“你就這麽瞧不起讀書人?那你把你孩子送過來做什麽。”秀才聽聞大怒。
作為讀書人,最聽不得的便是別人奚落自己,他焦躁的在阮星竹的麵前左右踱著步,指著阮星竹暴躁的大聲吼叫。
胖嬸兒也從來沒見過張秀才發過這麽大的火,抱著懷中的小胖二人同時楞了一下,有些害怕的待在一旁。
畢竟今後阮白白的學習還需要張秀的照顧,阮星竹實在不好多說什麽,看了一眼還在發火中的秀才,一旁的肖淩上前替阮星竹道了一聲歉。
張秀才也不是不依不饒的人,惡狠狠的看了一眼還在愣神的阮星竹,徑直轉過身子沒在搭理他們幾個人。
這事兒鬧得也不小,阮星竹的村子和隔壁的村子隔得不遠,還沒等他們一行人到家,這事兒就已經在村子中傳開了。

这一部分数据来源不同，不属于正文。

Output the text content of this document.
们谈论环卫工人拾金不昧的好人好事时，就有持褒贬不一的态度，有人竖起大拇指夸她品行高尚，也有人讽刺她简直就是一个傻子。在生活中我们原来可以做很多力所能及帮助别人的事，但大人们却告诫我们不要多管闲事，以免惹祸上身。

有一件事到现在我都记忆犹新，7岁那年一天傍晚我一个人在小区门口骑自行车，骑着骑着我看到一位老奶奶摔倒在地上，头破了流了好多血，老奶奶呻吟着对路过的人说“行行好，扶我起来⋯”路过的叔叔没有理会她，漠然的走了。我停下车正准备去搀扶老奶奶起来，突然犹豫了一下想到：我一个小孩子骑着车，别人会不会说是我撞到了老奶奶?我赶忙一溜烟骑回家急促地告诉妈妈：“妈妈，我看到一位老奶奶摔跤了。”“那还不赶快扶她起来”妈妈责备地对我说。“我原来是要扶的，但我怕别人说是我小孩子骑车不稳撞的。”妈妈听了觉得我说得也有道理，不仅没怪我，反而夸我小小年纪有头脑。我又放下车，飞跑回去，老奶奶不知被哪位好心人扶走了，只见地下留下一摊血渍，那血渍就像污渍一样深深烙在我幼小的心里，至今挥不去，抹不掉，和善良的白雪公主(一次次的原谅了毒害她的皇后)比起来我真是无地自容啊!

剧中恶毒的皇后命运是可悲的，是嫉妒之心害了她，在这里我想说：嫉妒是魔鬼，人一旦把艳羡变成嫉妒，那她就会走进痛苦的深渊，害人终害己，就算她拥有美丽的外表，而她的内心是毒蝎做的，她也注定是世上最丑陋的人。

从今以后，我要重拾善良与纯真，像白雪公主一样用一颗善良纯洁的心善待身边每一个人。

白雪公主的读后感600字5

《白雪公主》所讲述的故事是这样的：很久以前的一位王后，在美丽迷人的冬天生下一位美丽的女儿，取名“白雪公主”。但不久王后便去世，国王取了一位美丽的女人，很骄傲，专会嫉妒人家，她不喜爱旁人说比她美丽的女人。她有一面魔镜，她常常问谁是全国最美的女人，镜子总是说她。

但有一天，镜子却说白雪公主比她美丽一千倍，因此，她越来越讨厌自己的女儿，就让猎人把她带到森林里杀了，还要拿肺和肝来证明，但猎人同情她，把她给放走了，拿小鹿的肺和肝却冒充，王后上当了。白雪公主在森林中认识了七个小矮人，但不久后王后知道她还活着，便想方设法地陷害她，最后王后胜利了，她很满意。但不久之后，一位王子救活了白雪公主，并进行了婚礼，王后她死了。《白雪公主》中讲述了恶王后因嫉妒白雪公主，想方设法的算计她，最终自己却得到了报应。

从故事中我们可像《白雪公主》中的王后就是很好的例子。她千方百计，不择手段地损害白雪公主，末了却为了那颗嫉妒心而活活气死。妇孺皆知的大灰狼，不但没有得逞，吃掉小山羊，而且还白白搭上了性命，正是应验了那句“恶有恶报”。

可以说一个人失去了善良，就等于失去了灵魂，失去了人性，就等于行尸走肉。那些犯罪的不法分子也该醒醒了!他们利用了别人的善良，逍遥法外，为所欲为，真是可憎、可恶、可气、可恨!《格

剛推開家裏的門,阮星竹就看見杏花站在門口,也不吃飯也不吭聲,隻默默的流淚。
“杏花,你都知道了。”阮星竹說話支支吾吾的,想拉杏花的手卻被她像是觸電一般甩開。
看到一臉受傷的阮星竹,杏花又變得軟軟的,主動的拉著阮星竹的手道歉:“對不起呀星竹,我、我——”
話還沒說完,杏花又哭的臉上的淚嘩嘩的向下流。
她現在很迷茫,自己喜歡的人和最好的朋友針鋒相對,她夾在中間左右為難。
“不是你的錯,是他的錯。”阮星竹也不知道要怎麽勸。
看著還在哭著的杏花,她無奈的歎了口氣,對肖淩解釋了一番,幾人便進了屋子。
好像杏花受到的打擊很大,阮星竹安靜的待在杏花的旁邊,像是哄小孩一般,看著著杏花睡下,才拖著疲憊的身子回到自己的屋中。
屋中,就連桌角那邊的小小的煤油燈都已經熄滅了,團子小聲的鼾聲和囈語清晰傳入阮星竹的耳朵。
她不知為何,慢悠悠的歎了一口氣,輕輕地爬上了床。
也許生活就是這樣,看似平淡無味卻又坎坷萬分。
自從那件事之後,杏花對阮星竹的表情總是淡淡的,沒有了之前的熱絡。
可是阮星竹怎麽看不出來杏花眼中流露的痛苦和糾結,她理解杏花,又痛恨自己什麽都做不了。
當然,有些事情隻能通過時間來消磨掉隔閡。
日子又漸漸平淡下來,阮星竹的生活卻更加忙碌了。
早上的時候幫著肖淩把鋪子支起來,又要抽空炮製草藥給張掌櫃送過去,下午呢,她要幫杏花敷臉,又要去接小團子,甚至連聽課的時間都快要沒有了。
這一日,已經是夏風微醺,熱烈的日頭在天空高高的掛著,一旁的樹木上不時傳來蟬聲。
“真熱啊!”阮星竹一邊擦著額頭的汗,一邊熟門熟路的打開自家的門。
她剛剛從肖淩的鋪子出來,這次回家是要去送張掌櫃那邊的藥材的。
把後院中還在晾曬的藥材簡單的收拾起來裝進包袱裏,阮星竹滿意的抖了抖,掂量了下重量,想必這一次又能換不少銀子。